Ben Laden on line
Le virus est un microbe qui infecte les êtres vivants. Il peut aussi, depuis quelques années, s´attaquer aux systèmes informatiques. Mais ce qu´on savait moins, c´est que le virus peut n´être qu´un cheval de Troie, un moyen efficace d´entrer dans votre ordinateur pour le contrôler. C´est en effet ce qui vient d´arriver avec ces courriels qui prétendent offrir des images du suicide d´Oussama Ben Laden et qui contiennent en fait un cheval de Troie, virus permettant à des hackers, pirates informatiques, de prendre le contrôle à distance de l´ordinateur infecté, a averti la société anti-virus Sophos. «Cette fois, déclare Graham Cluley, consultant senior pour Sophos, les pirates et les fabricants de virus semblent s´adresser à la curiosité morbide des gens et à leur appétit d´informations sur la guerre contre le terrorisme.»
Ainsi, via Internet, tous les ingrédients des spécialistes des films d´horreur et des recettes des médias sont réunis : mettre du sang à l´affiche ou à la une pour attirer les gogos, voyeurs et autres spectateurs avides de sensations fortes. Internet n´est qu´un média comme les autres. Il peut aussi bien nous inviter à la réflexion et au savoir que nous plonger dans les scènes de voyeurisme dont raffolent les cinéphiles ou les internautes, avec cette particularité qu´Internet peut échapper au contrôle direct des gouvernements et des patrons de presse.
N´importe quel individu ou groupe peut créer un site et balancer ce qu´il désire sur la toile.
Tout comme on peut vendre, acheter, payer, transmettre des informations, des données et des images via le web, dans un cadre tout à fait légal, il offre également aux réseaux de mafia ou de terrorisme la possibilité d´échanger des renseignements, de blanchir de l´argent ou d´organiser des attentats à l´autre bout de la planète, arrivant à déjouer par mille et une ruses la vigilance des banquiers ou des services de sécurité.

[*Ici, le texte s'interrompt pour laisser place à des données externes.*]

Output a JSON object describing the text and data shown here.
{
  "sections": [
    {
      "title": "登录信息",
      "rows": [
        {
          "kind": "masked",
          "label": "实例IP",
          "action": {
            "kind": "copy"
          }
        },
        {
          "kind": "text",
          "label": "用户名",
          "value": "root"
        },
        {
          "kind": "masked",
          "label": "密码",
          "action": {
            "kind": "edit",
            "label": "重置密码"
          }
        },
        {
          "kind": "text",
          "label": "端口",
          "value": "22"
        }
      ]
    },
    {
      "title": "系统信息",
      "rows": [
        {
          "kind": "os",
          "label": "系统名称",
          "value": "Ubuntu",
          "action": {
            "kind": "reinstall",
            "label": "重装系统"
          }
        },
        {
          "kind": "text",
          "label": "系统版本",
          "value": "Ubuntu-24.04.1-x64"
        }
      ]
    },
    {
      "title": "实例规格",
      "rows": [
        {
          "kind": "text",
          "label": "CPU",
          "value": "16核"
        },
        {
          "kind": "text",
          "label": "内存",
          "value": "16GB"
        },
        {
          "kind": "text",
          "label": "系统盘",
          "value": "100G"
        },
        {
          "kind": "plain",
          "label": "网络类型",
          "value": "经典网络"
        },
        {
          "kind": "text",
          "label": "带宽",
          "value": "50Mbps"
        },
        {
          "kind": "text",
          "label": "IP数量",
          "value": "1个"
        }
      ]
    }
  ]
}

Au moment où, par exemple, se multiplient les enlèvements et les exécutions en Irak, Internet apparaît comme un formidable moyen de propagande pour les groupuscules affiliés aux différentes tendances qui luttent contre les forces de la coalition. Il a suffi que le gouvernement philippin cède au chantage pour voir se multiplier les kidnappings.
Le fait même que ce nouveau virus informatique utilise à la fois le nom de Ben Laden et l´idée de son suicide est un indicateur de l´efficacité de ce double leurre: la mort virtuelle de l´homme qui a organisé les attentats du 11 septembre et qui a fait trembler l´Etat le plus puissant du monde est associée, dans l´esprit des inventeurs du virus «le Hackarmy», à la spectacularisation des pulsions morbides qui sommeillent en chacun des internautes. La référence au cheval de Troie, une guerre qui remonte à plus de trois mille ans et qui est racontée dans l´Illiade d´Homère, veut tout simplement dire que ces pulsions ne sont pas nouvelles, mais qu´elles sont portées par l´homme depuis la nuit des temps.
Tout comme les anciens pirates écumaient les mers en quête de navires à détrousser, les nouveaux surfent sur le web en cherchant des ordinateurs à contrôler, des réseaux à pénétrer, des banques de données à piller. A ce qu´il paraît, la Nasa elle-même et le Pentagone, réputés être les endroits les plus sécurisés de la planète, ont été la cible de ces pirates d´un nouveau genre. Le plus curieux, c´est qu´il suffit de peu de chose pour qu´un petit génie de l´informatique se lance dans une tentative de piraterie, et que nul n´est à l´abri, en quelque endroit de la planète que ce soit.